In my original proposal I use 2 separate vectors (iv1 and iv2).

I am referring to the fact that IV_2 is used to generate sk_2 and ct_2 , in diagram above. As you see, IV_1 is not used in this dual way, and I'm just wondering if there is any risk in that.

If there is no practical cost of introducing a new IV, perhaps just doing that would be safest approach?

Also realistically, if a popular dependency is compromised, adding code which does something like this would probably be spotted quite quickly by someone not even necessarily associated with Gleev in any way (ie. any other consumer of this dependency).

The compromise may just involve allow execution of some other code which can be fetched on demand or something, it does not need to involve inlining all the details of a Atlas specific attack.

I take your point though, a sufficientl alert person would start to ask questions.

So which thinking about this, another idea I came up with was to create a separate, minimalistic page, like

Just to make sure I understand the baseline idea here

  1. when secure.gleev.xyz?request_signature={encoded_transaction} is invoked from compromised main window, it is not possible for that code to send fake user input signals to this secure window, for example while hiding it in the background or something?
  2. as we talked about on the call today, if we wanted to allow certain transactions to be signed without a popup, the way that would work would be that the main window would know what set of transactions qualified for such no-popup treatment, and for those it would make a pure API call to secure.gleev.xyz?request_signature={encoded_transaction}, where on the server side of this call, the same integrity check is enforced by inspecting encoded_transaction, and a signature is returned if the check passes.

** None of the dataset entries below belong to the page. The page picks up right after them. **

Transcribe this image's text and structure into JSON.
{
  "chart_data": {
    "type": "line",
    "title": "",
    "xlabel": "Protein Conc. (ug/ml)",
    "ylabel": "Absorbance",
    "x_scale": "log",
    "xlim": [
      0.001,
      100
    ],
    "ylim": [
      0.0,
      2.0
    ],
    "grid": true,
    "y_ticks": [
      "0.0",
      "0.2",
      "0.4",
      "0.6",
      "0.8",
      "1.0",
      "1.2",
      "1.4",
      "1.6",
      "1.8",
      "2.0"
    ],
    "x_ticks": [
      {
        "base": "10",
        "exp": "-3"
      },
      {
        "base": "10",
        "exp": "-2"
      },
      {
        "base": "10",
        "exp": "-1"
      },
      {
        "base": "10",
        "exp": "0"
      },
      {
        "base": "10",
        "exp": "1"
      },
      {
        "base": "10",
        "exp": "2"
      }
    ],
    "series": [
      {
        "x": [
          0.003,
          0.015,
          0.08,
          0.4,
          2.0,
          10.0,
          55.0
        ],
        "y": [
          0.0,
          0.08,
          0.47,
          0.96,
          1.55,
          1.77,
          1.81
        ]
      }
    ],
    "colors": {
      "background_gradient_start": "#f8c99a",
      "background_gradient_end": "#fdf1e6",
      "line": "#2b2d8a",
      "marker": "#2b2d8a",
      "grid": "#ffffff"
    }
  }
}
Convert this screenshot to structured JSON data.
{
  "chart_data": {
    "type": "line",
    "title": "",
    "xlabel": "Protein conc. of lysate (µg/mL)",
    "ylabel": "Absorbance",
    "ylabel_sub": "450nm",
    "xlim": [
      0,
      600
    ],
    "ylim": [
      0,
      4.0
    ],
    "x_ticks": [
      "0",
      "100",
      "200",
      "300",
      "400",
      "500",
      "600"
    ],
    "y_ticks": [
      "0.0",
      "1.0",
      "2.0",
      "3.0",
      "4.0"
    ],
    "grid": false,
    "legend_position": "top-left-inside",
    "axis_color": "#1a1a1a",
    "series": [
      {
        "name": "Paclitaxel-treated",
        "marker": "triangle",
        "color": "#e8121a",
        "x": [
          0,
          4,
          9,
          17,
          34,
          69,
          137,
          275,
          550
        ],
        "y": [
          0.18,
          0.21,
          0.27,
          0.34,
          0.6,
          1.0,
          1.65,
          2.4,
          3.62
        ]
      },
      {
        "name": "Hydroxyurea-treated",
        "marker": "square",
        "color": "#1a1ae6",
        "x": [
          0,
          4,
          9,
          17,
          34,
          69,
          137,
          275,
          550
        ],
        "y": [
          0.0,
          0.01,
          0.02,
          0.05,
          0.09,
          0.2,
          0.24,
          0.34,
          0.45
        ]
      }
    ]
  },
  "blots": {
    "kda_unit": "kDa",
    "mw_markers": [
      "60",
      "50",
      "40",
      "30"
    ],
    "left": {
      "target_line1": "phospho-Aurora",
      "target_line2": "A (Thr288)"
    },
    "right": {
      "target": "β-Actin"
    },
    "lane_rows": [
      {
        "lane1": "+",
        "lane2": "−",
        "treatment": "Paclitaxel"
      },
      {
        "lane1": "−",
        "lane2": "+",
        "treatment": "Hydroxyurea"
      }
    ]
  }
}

In principle it could be configured by the operator what sort of policy the app+orion should be enforcing.

My view on this is

  1. I do indeed believe this would work.
  2. It is substantailly more complex to implement.
  3. Going from the proposal you made just before this new one to this new one would not seem to generate a lot of dead weight work compared to just going for this right away, so in essence an incremental approach seems cheap.
  4. If someone starts to have value at risk, they will be encouraged to install a signer, and in principle one could have a hybrid approach with signer+non-signer keys to achieve same result as this secure popup scheme, and I don't know if UX would be worse than this, it may even be better if it perhaps allows sidestepping various popup blocking software that may exist in browsers, anti virus sfotware etc.
  5. It's hard to anticipate how the product will be to use when it starts to become more complex to understand when something will pop up and not, explaining that, and having the user remember and deal with it, may have varying degrees of success. It may just be easier to deal with making a clean transition from never pop-up to always pop-up. It's hard to say, perhaps more prototypes of UX could shed some light, but that would require quite a bit more work to achieve.
  6. It's hard to rank, in the overall set of risks in this scheme, how high exactly to rank the difference in XSS deterrence between these two proposals. I could see a totally different set of problems being far more important than this in practice for example, like operator rugging.

For these reasons, I think its probably best to just stick with your original proposal above. Yes we don't know exactly how to quantify how capable an XXS attacker will be, but you have already done a good job with what you proposed as a starting point, and I think we are on net best served just moving forward with this now.